“Are you a doll?” asks Captain Marryatt, who is leaning over her.
He is always leaning over her!
“I never know what I am,” says Mrs. Chichester frankly, her queer eyes growing a little queerer. “But Miss Bolton, how delightful she is! so natural, and Nature is always so—so——”
“Natural!” supplies Mr. Gower, who is lying on a rug watching the game below.
“Oh, get out!” says Mrs. Chichester, whose manners are not her strong point.
She is sitting on a garden chair behind him, and she gives him a little dig in the back with her foot as she speaks.
“Don’t! I’m bad there!” says he.
“I believe you are bad everywhere,” says she, with a pout.
“Then you believe wrong! My heart is a heart of gold,” says Mr. Gower ecstatically.
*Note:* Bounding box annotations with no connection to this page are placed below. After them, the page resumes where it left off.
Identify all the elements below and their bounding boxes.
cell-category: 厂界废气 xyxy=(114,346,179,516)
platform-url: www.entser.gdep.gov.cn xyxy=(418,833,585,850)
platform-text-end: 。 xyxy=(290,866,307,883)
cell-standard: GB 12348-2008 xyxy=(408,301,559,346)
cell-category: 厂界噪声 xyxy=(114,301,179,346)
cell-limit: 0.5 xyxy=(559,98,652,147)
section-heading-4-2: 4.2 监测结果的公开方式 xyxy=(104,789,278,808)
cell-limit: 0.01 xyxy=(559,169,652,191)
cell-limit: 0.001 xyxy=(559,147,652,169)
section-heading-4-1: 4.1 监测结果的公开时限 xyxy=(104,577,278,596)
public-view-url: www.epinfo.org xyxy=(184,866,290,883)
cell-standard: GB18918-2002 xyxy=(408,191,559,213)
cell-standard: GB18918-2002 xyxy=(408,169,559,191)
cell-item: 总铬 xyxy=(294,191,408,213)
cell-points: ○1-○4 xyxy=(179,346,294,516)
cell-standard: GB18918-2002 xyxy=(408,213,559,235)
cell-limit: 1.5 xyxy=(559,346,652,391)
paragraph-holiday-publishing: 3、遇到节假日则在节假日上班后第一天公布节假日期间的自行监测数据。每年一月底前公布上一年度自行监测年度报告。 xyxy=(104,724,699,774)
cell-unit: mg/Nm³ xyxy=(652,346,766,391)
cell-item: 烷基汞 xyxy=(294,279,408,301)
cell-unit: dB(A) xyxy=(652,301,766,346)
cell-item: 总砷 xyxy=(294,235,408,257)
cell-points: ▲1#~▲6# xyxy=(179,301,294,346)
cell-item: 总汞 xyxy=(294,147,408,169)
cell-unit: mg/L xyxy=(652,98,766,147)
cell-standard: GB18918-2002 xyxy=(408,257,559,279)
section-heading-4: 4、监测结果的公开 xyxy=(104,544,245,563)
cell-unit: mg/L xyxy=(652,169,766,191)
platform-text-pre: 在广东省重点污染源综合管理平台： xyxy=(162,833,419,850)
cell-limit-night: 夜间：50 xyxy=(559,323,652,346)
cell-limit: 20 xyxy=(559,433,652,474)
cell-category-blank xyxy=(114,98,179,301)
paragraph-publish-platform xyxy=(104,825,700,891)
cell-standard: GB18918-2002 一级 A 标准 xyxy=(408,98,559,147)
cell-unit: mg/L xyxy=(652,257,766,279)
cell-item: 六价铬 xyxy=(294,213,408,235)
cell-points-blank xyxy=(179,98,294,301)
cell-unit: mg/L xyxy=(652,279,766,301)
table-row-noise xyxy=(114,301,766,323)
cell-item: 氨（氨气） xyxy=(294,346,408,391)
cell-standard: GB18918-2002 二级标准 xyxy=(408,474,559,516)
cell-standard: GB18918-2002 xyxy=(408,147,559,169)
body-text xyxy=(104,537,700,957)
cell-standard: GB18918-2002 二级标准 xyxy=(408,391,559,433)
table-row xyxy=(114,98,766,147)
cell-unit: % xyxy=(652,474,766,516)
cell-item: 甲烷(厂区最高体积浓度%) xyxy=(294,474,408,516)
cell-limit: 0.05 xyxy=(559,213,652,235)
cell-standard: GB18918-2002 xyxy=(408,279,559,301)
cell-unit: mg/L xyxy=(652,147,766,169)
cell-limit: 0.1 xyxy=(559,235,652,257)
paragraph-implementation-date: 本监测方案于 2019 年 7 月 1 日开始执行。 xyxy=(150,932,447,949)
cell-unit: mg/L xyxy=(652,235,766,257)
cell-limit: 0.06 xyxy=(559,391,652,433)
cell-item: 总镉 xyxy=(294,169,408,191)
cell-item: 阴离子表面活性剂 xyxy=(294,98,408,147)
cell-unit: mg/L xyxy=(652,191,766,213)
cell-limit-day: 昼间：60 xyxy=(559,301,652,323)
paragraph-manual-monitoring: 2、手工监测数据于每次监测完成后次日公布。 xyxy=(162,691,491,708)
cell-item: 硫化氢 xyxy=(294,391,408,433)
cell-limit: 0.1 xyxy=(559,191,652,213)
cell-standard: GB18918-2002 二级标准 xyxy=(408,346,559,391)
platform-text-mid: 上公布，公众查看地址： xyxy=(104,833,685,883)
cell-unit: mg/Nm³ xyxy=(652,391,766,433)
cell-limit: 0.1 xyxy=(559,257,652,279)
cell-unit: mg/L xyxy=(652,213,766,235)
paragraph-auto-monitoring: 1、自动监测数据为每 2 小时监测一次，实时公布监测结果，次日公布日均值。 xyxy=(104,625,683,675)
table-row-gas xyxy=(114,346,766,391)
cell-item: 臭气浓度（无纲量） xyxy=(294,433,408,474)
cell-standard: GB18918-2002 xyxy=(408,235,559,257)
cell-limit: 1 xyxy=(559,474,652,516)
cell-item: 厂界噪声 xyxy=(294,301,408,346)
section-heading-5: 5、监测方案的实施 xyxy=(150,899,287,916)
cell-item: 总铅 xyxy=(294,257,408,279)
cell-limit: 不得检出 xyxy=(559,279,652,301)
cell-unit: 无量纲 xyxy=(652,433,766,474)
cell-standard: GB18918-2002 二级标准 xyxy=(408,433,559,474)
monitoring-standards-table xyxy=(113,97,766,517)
“I’d like to see it,” says Mrs. Chichester, who is not above a flirtation with a man whom she knows is beyond temptation; and truly Randal Gower is hard to get at!
“Does that mean that you would gladly see me dead?” asks he. “Oh, cruel woman!”
“I’m tired of seeing you as you are, any way,” says she, tilting her chin. “Why don’t you fall in love with somebody, for goodness’ sake?”
“Well, I’m trying,” says Mr. Gower, “I’m trying hard; but,” looking at her, “I don’t seem to get on. You don’t encourage me, you know, and I’m very shy!”
“There, don’t be stupid,” says Mrs. Chichester, seeing that Marryatt is growing a little enraged. “We were talking of Miss Bolton. We were saying——”
“That she was Nature’s child.”
“Give me Nature!” says Captain Marryatt, breaking into the tête-à-tête a little sulkily. “Nothing like it.”
“Is that a proposal?” demands Mr. Gower, raising himself on his elbow, and addressing him with deep interest. “It cannot be Mrs. Bolton you refer to, as she is unfortunately dead. Nature’s child, however, is still among us. Shall I convey your offer to her?”
“Yes, shall he?” asks Mrs. Chichester.
She casts a teasing glance at her admirer; a little amused light has come into her green-gray eyes.
“I should think you, Randal, would be the fitting person to propose to her, considering how you haunt her footsteps day and night,” says a strange voice.
It comes from a tall, gaunt old lady, who, with ringlets flying, advances towards the group. She is a cousin of the late Sir Maurice, and an aunt of Gower’s, from whom much is to be expected by the latter at her death. There is therefore, as you see, a cousinship between the Gowers and the Ryltons.
“My dear aunt, is that you?” says Mr. Gower with enthusiasm. “Come and sit here; do, just here beside me!”
He pats the rug on which he is reclining as he speaks, beckoning her warmly to it, knowing as he well does that her bones would break if she tried to bring them to so low a level.